Mehrere Vorstöße zur Verankerung von Elementen der partizipativen Demokratie scheiterten in der Vergangenheit, etwa der Antrag der PDS zur Aufnahme einer dreistufigen Volksgesetzgebung aus dem Jahr 1999 - sicherlich weil er von der PDS kam. Aber auch der Antrag von Rot-Grün zur Einführung von Volksinitiative, Volksbegehren und Volksentscheid in das Grundgesetz scheiterte im vergangenen Sommer an der Zweidrittelmehrheit im Bundestag.

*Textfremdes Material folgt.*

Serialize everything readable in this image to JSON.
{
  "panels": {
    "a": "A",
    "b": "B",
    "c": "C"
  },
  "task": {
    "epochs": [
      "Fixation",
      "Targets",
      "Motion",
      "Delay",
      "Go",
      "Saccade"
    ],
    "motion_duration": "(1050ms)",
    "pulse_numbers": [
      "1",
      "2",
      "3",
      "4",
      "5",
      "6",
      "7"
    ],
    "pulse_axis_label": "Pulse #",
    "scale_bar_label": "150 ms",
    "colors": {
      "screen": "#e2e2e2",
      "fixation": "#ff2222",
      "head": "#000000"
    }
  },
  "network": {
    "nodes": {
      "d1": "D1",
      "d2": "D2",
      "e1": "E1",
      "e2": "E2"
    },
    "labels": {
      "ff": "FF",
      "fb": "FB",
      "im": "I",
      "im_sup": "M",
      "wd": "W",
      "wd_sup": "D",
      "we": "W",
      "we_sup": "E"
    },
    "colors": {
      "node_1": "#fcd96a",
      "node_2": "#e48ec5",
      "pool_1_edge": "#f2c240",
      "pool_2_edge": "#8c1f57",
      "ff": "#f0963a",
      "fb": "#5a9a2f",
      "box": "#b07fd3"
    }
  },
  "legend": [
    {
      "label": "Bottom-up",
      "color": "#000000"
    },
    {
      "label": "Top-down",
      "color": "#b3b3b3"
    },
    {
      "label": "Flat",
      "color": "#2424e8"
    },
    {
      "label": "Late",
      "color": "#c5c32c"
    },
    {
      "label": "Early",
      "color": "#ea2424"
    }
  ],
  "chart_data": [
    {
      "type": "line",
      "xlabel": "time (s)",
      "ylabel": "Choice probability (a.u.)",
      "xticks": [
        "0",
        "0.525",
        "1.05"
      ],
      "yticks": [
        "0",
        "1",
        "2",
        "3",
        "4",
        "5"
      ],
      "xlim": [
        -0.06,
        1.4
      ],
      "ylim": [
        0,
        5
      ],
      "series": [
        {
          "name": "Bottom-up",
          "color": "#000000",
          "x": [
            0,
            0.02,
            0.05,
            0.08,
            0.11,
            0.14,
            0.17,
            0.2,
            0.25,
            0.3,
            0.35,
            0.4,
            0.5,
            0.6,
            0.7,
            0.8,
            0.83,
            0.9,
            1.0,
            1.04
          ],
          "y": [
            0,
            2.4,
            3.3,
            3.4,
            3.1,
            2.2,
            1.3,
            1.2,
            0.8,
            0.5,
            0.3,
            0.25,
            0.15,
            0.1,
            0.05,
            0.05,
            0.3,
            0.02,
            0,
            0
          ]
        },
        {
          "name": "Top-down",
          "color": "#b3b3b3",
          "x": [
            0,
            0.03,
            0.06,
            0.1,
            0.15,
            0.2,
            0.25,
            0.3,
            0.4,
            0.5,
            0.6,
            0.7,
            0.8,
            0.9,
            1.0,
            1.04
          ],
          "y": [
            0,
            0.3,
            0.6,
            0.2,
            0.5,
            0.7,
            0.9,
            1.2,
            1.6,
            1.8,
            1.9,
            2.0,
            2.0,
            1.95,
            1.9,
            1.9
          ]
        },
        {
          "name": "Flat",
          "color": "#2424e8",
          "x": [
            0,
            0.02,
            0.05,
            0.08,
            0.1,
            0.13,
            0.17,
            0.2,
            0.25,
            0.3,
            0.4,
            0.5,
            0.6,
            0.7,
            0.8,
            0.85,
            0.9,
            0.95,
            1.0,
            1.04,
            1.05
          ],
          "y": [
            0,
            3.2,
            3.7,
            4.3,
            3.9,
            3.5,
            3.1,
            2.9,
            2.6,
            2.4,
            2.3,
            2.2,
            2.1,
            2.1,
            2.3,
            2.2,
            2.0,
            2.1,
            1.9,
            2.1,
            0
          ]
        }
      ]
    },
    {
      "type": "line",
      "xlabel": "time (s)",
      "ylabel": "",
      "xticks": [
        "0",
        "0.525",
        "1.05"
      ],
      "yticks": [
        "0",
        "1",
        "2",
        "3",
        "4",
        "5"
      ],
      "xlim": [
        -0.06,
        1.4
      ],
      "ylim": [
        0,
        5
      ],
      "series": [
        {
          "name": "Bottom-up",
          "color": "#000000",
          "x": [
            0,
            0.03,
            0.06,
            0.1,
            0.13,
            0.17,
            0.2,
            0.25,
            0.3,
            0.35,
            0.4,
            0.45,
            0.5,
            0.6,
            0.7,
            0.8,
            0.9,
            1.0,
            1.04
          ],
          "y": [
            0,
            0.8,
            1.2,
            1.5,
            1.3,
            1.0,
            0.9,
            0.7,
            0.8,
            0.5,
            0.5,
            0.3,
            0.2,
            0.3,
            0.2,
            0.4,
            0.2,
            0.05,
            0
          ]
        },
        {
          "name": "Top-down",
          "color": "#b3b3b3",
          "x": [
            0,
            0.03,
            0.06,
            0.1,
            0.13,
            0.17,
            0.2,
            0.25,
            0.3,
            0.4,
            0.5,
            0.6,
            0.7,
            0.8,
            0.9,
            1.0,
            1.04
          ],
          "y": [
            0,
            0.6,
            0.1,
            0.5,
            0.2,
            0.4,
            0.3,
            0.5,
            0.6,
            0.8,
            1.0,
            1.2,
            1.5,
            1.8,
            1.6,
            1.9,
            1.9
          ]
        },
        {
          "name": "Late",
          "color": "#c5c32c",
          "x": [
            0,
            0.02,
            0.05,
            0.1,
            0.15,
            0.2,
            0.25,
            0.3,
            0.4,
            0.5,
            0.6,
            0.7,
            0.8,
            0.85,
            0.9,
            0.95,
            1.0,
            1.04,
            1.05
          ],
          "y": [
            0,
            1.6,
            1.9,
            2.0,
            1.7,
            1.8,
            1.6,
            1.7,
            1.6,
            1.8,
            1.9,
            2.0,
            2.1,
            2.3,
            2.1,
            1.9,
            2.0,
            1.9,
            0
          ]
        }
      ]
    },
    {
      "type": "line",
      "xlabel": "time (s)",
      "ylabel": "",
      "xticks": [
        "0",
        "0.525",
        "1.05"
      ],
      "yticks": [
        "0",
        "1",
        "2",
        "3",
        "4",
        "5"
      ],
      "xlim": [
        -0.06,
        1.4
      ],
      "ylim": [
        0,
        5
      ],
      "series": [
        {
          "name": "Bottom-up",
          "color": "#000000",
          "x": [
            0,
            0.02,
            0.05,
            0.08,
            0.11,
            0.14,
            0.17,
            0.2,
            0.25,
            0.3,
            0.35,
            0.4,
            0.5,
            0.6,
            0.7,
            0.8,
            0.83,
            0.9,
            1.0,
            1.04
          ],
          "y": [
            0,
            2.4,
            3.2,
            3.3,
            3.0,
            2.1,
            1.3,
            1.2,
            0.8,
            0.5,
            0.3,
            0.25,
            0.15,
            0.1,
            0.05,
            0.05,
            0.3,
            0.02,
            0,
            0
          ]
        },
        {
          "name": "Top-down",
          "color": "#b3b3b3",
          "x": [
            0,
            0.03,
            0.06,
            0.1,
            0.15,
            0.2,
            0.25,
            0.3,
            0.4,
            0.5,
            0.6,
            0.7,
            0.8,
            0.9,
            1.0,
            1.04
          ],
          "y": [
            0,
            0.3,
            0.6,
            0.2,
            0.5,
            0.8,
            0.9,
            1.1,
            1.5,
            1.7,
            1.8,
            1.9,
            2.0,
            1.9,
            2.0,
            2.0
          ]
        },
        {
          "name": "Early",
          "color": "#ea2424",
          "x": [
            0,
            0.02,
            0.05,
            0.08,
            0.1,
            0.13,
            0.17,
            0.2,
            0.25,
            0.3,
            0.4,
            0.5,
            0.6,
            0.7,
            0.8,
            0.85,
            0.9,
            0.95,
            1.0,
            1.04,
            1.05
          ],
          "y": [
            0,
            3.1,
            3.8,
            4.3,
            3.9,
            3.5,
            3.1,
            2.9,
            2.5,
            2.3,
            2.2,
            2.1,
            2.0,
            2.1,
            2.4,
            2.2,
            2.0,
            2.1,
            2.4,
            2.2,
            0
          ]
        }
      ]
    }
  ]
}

Die Angst vor einer direkten Mitsprache der Bürgerinnen und Bürger scheint auf Bundesebene nach wie vor groß zu sein. Nach mehr als 50 Jahren freiheitlicher Verfassungswirklichkeit und nach fast 13 Jahren deutscher Einheit sollte ernsthaft über die Mündigkeit der Bürgerinnen und Bürger, über ihre demokratische Reife nachgedacht werden.

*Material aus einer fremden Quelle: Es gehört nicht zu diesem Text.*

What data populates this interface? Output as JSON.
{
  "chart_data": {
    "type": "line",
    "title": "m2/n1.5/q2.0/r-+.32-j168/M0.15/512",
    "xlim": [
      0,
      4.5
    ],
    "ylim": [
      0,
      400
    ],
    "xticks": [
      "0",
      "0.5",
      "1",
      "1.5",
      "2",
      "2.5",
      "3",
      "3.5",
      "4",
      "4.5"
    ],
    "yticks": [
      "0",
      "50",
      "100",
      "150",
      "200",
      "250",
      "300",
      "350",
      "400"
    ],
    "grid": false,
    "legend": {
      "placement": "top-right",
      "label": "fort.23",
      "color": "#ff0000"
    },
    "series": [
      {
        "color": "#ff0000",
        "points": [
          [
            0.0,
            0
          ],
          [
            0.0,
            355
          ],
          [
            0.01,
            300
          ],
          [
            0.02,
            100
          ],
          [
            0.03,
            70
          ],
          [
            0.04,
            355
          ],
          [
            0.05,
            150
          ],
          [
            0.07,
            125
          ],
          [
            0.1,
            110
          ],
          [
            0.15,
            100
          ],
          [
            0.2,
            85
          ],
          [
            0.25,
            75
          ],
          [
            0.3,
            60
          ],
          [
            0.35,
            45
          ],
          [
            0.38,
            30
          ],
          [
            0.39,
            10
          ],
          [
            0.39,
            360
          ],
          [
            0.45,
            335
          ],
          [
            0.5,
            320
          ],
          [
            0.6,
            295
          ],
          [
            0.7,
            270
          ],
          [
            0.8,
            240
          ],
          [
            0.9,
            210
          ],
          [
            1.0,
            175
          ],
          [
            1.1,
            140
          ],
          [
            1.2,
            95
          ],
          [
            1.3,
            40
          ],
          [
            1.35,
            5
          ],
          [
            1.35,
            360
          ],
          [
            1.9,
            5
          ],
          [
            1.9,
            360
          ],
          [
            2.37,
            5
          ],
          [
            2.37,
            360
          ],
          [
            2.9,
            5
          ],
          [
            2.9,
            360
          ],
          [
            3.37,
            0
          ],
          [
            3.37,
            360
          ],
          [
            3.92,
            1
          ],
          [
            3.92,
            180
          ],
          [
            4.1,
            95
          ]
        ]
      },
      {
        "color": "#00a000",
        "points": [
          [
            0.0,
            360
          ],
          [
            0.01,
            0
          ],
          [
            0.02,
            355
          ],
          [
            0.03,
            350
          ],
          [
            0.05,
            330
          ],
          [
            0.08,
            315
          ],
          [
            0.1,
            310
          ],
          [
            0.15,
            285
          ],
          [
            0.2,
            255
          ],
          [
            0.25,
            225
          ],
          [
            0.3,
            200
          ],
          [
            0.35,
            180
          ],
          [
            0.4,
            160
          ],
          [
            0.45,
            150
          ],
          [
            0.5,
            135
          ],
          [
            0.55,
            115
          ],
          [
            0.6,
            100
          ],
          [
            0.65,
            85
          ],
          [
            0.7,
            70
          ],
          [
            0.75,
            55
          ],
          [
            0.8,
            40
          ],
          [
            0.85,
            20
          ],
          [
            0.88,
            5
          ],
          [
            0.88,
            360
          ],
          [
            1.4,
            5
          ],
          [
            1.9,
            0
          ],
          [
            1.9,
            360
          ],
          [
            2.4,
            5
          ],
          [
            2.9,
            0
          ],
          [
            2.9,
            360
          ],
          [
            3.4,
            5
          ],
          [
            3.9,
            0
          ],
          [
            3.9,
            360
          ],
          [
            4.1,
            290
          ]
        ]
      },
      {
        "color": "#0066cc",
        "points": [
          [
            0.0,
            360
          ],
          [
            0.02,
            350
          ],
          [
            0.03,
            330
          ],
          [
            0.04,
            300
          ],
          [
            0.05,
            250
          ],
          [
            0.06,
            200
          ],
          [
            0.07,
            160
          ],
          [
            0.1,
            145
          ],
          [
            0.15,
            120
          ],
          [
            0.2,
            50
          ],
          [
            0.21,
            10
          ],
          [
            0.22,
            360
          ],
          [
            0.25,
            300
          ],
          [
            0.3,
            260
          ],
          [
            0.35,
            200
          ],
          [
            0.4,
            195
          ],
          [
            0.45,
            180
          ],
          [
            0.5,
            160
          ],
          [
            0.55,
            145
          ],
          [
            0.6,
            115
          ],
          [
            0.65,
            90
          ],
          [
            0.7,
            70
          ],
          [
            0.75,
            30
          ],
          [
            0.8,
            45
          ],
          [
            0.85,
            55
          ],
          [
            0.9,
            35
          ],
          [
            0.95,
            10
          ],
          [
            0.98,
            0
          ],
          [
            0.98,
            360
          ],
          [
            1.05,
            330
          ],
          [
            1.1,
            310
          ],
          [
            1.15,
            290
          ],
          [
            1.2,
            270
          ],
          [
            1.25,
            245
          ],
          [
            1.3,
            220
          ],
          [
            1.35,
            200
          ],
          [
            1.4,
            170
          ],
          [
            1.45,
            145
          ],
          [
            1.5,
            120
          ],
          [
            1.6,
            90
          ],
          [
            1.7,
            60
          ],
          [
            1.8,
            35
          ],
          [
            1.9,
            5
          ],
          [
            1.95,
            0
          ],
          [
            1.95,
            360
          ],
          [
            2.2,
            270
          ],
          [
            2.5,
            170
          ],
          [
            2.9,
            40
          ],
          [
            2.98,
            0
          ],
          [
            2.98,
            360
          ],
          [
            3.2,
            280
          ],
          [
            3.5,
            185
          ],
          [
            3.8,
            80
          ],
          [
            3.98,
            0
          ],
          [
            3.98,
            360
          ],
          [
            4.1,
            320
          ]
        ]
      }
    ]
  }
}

Sicher, die repräsentativ-parlamentarische Demokratie hat sich bewährt; aber sie reicht scheinbar nicht mehr aus, um Bürgerinnen und Bürger von sich zu überzeugen. Wahlverweigerung, selbst auf lokaler Ebene - ich denke nur an die jüngsten Zahlen bei Landratswahlen -, Rückzug aus Parteien und Verbänden sowie Misstrauen gegenüber Politikerinnen und Politikern haben ihre Ursache auch darin, dass die Bürgerinnen und Bürger der Meinung sind, es ändere sich sowieso nichts.
Es ist scheinheilig, einerseits die Politikverdrossenheit zu beklagen und andererseits Möglichkeiten zur direkten Demokratie abzulehnen. Insofern unterstützen wir, werte Kolleginnen und Kollegen, den Antrag der FDP vom 4. Juni 2003 im Deutschen Bundestag, Artikel 23 des Grundgesetzes durch einen Passus zu ergänzen, der
einen Volksentscheid zu einem Vertrag, mit dem eine europäische Verfassung eingeführt wird, ermöglichen soll.

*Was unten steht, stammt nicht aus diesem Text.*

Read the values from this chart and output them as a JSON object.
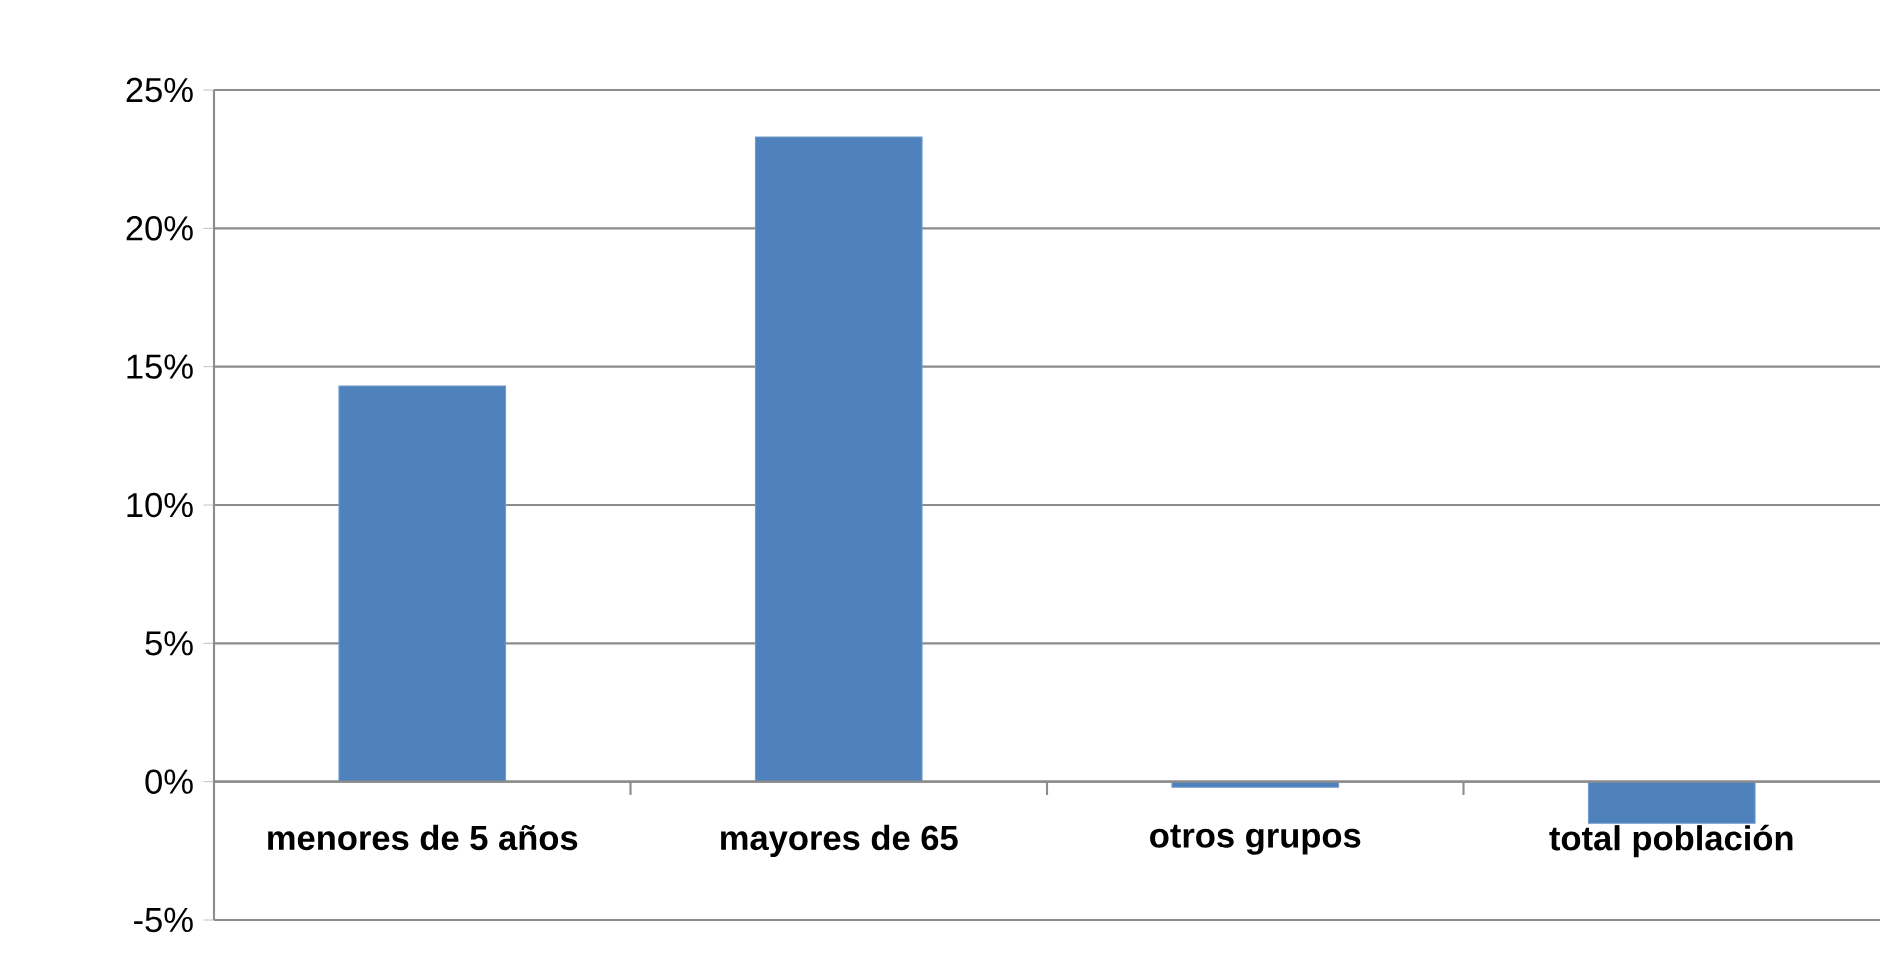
{
  "chart_data": {
    "type": "bar",
    "categories": [
      "menores de 5 años",
      "mayores de 65",
      "otros grupos",
      "total población"
    ],
    "values": [
      14.3,
      23.3,
      -0.2,
      -1.5
    ],
    "color": "#4f81bd",
    "ylim": [
      -5,
      25
    ],
    "yticks": [
      {
        "value": -5,
        "label": "-5%"
      },
      {
        "value": 0,
        "label": "0%"
      },
      {
        "value": 5,
        "label": "5%"
      },
      {
        "value": 10,
        "label": "10%"
      },
      {
        "value": 15,
        "label": "15%"
      },
      {
        "value": 20,
        "label": "20%"
      },
      {
        "value": 25,
        "label": "25%"
      }
    ],
    "grid": "y"
  }
}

Die PDS steht nach wie vor für eine Volksgesetzgebung auf Bundesebene. Sie erachtet die europäische Verfassung aber für so wichtig, dass sie im Interesse der Bürgerinnen und Bürger bereit ist, auch kleine Schritte zu gehen; denn die Europäische Union bestimmt schon heute in weiten Teilen das Leben in der Bundesrepublik. Europäische Richtlinien und Verordnungen regeln bis zu 70 % direkt oder indirekt das Alltagsleben in den Kommunen.
Seit eineinhalb Jahren zahlen wir mit dem Euro, aber ich glaube, die wenigsten fühlen sich als Europäer, trotz des neuen Geldes. Im Gegenteil: Die Europäische Union wird von vielen Bürgerinnen und Bürgern als elitäres technokratisches Gebilde wahrgenommen, dem sie sich ohnmächtig ausgeliefert sehen. Eine europäische Öffentlichkeit gibt es nicht. Viele EU-Bürger sind deshalb auch bereit, bei nationalen Wahlen Kandidaten zu wählen, die sich für eine Schwächung der EU stark machen.
Ein Volksentscheid kann wesentlich zur demokratischen Verankerung und zu mehr Transparenz der EU beitragen; denn er zwingt uns, mit den Bürgerinnen und Bürgern das Gespräch über Europa zu führen. Es gilt, die Entwicklung transparent aufzuzeigen, zu verdeutlichen, wie und warum Entscheidungen getroffen werden und welche Wirkungen sie haben könnten. Nur so können Ängste abgebaut werden, die es gerade hinsichtlich der bevorstehenden Erweiterungen der Europäischen Union gibt.
Die Bundesrepublik steht unseres Erachtens in der Pflicht dazu; denn sie gehört zu den Mitbegründern der Europäischen Gemeinschaft. Politikerinnen und Politiker aller Parteien engagieren sich auf der europäischen Ebene und waren maßgeblich an der Erarbeitung des Verfassungsentwurfs beteiligt - sicherlich mit sehr unterschiedlichen Vorstellungen über die Gestaltung der Europäischen Gemeinschaft, aber immer für diese Gemeinschaft.